介護ICT補助金は、事業所がICT機器やシステムを導入する際の費用を国が補助する制度です。タブレット端末や介護ソフト、ネットワーク環境の整備費用が対象となり、職員数に応じて100万円から260万円まで補助を受けられます。

この記事では、補助金の対象や申請方法、導入時の注意点を具体的に解説します。実際の申請から導入までの流れを5つのステップで紹介し、よくある失敗を避ける方法もお伝えします。

筆者は介護事業所のICT化支援に5年以上携わり、100件以上の補助金申請をサポートしてきました。

この記事を読めば、補助金を活用して事業所の業務効率化を実現する道筋が見えてきます。

介護ICT補助金とは何か

補助金の基本的な仕組み

介護ICT補助金は、地域医療介護総合確保基金として各都道府県ごとに設置された財源を活用し、交付に充てています。厚生労働省が管轄していますが、実際の申請窓口は各都道府県となります。

補助金の正式名称は「介護テクノロジー導入支援事業」で、令和7年度から従来の介護ロボット導入支援事業とICT導入支援事業が統合されました。これにより、より幅広い機器が補助対象となっています。

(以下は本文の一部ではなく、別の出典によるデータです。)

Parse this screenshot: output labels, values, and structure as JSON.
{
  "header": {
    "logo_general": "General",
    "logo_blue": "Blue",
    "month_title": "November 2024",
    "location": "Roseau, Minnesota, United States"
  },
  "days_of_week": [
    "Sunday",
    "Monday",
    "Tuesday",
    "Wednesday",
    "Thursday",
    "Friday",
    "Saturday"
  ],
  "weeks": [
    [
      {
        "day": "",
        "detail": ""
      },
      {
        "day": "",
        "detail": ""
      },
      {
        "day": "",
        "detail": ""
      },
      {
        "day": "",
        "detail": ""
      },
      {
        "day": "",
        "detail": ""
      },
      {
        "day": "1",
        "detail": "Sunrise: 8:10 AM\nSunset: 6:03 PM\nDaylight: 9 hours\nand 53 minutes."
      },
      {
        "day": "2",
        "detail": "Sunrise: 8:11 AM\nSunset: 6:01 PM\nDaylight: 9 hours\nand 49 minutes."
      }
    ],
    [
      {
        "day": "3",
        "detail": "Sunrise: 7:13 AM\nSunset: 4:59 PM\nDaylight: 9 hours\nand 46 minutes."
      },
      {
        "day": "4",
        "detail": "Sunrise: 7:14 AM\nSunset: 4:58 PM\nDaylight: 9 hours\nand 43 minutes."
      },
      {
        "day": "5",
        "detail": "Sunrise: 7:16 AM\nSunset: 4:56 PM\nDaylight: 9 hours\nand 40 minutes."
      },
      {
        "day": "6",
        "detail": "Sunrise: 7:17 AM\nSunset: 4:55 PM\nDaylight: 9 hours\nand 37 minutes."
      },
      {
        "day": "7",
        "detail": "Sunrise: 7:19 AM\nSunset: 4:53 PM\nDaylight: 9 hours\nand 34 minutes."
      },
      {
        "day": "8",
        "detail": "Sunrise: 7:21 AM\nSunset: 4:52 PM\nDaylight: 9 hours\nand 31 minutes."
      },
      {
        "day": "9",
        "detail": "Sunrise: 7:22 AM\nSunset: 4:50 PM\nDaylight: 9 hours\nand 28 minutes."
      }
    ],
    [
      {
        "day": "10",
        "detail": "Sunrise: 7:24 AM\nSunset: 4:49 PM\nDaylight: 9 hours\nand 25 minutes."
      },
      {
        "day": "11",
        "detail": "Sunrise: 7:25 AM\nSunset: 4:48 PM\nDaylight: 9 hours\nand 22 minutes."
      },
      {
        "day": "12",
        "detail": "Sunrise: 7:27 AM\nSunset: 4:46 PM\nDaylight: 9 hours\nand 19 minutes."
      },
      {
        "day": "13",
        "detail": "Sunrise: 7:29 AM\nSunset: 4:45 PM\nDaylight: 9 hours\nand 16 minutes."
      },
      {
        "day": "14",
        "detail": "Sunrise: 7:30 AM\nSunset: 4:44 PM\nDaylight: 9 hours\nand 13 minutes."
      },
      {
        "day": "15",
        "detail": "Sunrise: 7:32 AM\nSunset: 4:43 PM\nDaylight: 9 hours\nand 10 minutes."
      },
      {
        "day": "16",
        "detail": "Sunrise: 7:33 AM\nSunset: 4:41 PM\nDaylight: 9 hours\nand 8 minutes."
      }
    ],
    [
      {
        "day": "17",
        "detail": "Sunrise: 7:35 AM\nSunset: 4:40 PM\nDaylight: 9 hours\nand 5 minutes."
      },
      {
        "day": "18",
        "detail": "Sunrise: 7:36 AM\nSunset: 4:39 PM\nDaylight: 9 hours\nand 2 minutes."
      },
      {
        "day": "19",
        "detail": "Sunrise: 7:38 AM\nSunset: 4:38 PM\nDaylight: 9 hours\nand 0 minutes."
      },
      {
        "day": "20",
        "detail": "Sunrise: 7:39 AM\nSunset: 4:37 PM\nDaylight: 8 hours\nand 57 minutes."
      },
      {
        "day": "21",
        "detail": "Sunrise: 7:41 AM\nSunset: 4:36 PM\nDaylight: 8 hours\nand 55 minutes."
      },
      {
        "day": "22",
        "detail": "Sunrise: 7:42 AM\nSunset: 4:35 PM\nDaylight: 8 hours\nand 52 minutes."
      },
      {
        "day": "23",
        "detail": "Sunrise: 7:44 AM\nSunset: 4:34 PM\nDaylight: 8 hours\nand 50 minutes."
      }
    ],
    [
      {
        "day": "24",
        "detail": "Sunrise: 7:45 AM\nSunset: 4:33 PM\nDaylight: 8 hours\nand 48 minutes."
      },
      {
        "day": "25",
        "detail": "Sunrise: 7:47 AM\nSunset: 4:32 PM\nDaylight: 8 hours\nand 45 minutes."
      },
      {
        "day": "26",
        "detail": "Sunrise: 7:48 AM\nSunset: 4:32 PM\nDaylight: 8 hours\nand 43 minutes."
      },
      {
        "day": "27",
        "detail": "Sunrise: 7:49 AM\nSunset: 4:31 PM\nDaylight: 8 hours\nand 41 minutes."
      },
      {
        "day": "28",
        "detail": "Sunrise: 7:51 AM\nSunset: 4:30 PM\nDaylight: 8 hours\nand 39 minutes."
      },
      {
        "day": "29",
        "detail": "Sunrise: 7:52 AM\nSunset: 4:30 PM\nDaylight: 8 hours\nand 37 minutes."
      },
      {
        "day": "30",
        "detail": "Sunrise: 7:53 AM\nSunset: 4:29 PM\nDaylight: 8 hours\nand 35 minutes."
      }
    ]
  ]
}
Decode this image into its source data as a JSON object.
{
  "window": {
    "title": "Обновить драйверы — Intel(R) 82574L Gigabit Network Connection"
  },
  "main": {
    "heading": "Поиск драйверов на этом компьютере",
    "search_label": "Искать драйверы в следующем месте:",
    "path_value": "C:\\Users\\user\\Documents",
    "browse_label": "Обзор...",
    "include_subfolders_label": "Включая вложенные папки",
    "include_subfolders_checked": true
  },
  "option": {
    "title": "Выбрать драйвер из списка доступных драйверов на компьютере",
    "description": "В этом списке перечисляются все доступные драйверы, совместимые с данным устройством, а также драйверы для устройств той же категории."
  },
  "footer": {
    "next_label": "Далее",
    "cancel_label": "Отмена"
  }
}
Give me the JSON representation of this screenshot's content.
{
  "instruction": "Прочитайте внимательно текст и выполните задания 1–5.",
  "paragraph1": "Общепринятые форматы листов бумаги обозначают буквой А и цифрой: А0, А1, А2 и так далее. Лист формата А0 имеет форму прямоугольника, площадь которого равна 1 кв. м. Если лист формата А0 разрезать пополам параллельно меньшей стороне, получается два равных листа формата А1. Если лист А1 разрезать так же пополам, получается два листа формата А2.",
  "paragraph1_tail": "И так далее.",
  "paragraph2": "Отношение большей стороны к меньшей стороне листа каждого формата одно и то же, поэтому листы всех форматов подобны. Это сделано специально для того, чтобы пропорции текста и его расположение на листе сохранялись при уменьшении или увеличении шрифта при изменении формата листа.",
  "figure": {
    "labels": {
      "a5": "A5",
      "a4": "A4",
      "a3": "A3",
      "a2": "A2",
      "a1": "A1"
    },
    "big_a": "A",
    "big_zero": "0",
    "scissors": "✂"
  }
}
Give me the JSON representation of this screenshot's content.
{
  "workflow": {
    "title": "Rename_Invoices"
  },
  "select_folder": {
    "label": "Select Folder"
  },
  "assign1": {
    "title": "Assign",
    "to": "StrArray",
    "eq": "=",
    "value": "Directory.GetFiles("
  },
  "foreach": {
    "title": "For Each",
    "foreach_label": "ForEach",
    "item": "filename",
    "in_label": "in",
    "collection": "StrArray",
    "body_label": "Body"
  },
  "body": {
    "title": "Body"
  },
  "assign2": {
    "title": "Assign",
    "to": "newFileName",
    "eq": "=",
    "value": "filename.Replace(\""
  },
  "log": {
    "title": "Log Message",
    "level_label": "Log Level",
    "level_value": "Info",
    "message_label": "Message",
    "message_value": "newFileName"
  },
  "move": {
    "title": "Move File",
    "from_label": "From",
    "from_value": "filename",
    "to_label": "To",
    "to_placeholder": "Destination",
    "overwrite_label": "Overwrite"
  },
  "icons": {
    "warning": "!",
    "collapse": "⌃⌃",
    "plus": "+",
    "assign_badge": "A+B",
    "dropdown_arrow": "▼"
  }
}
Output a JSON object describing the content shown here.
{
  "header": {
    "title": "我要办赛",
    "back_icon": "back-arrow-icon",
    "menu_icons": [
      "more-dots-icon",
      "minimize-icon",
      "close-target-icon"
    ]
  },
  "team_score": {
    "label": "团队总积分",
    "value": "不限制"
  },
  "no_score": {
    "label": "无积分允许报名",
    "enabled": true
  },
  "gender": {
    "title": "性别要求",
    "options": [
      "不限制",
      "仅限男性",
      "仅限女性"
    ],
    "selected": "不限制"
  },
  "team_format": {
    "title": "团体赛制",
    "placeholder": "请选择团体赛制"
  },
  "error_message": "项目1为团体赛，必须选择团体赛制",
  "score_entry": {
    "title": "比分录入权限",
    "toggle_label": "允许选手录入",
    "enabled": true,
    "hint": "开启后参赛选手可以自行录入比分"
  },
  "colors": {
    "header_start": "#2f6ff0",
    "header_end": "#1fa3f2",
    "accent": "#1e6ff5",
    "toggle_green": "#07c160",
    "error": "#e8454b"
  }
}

対象となる事業所は、介護保険法に基づく全サービスおよび老人福祉法に基づく養護老人ホーム、軽費老人ホームです。訪問介護、通所介護、特別養護老人ホームなど、ほぼすべての介護サービス事業所が申請できます。

補助される金額と対象範囲

補助上限額は事業所の職員数によって異なり、1~10人で100万円、11~20人で160万円、21~30人で200万円、31人以上で260万円となっています。

補助割合は基本的に2分の1ですが、ケアプランデータ連携システムの利用やLIFEのCSV連携仕様を実装した介護ソフトの導入など、特定の要件を満たすと4分の3まで引き上げられます。たとえば、100万円の機器を導入する場合、通常は50万円の補助ですが、要件を満たせば75万円の補助を受けられるのです。

補助対象となる経費は、介護ソフトウェア、タブレット端末やスマートフォン、ネットワーク機器、インカムなどです。ただし、持ち運びを前提にせず事業所に置くパソコンやプリンター等の端末は対象外となっているため注意が必要です。

介護ICT補助金のメリット

業務効率化と職員負担の軽減

ICT技術を導入した事業所の9割以上で間接業務の時間が減少しています。手書きのメモを後からシステムに入力する二度手間が解消され、訪問サービスの職員は業務後に直接自宅に帰宅することも可能になります。

記録作業にかかる時間が半減すれば、その分を利用者へのケアに充てられます。ある事業所では、ICT導入により1日あたり2時間の事務作業時間を削減し、職員の残業時間を月10時間減らすことに成功しました。

また、情報共有・情報連携がスムーズになれば、緊急事態が発生した際の迅速な対応が可能です。スタッフ間でリアルタイムに利用者の状態を共有できるため、申し送りミスや情報の伝達漏れを防げます。

ケアの質向上と職場環境改善

排泄予測機器があると適切なタイミングでトイレに行けるため、利用者が不快な思いをせずに済みます。見守り支援システムを活用すれば、常に利用者の状況を把握できるため、家族の安心感も高まります。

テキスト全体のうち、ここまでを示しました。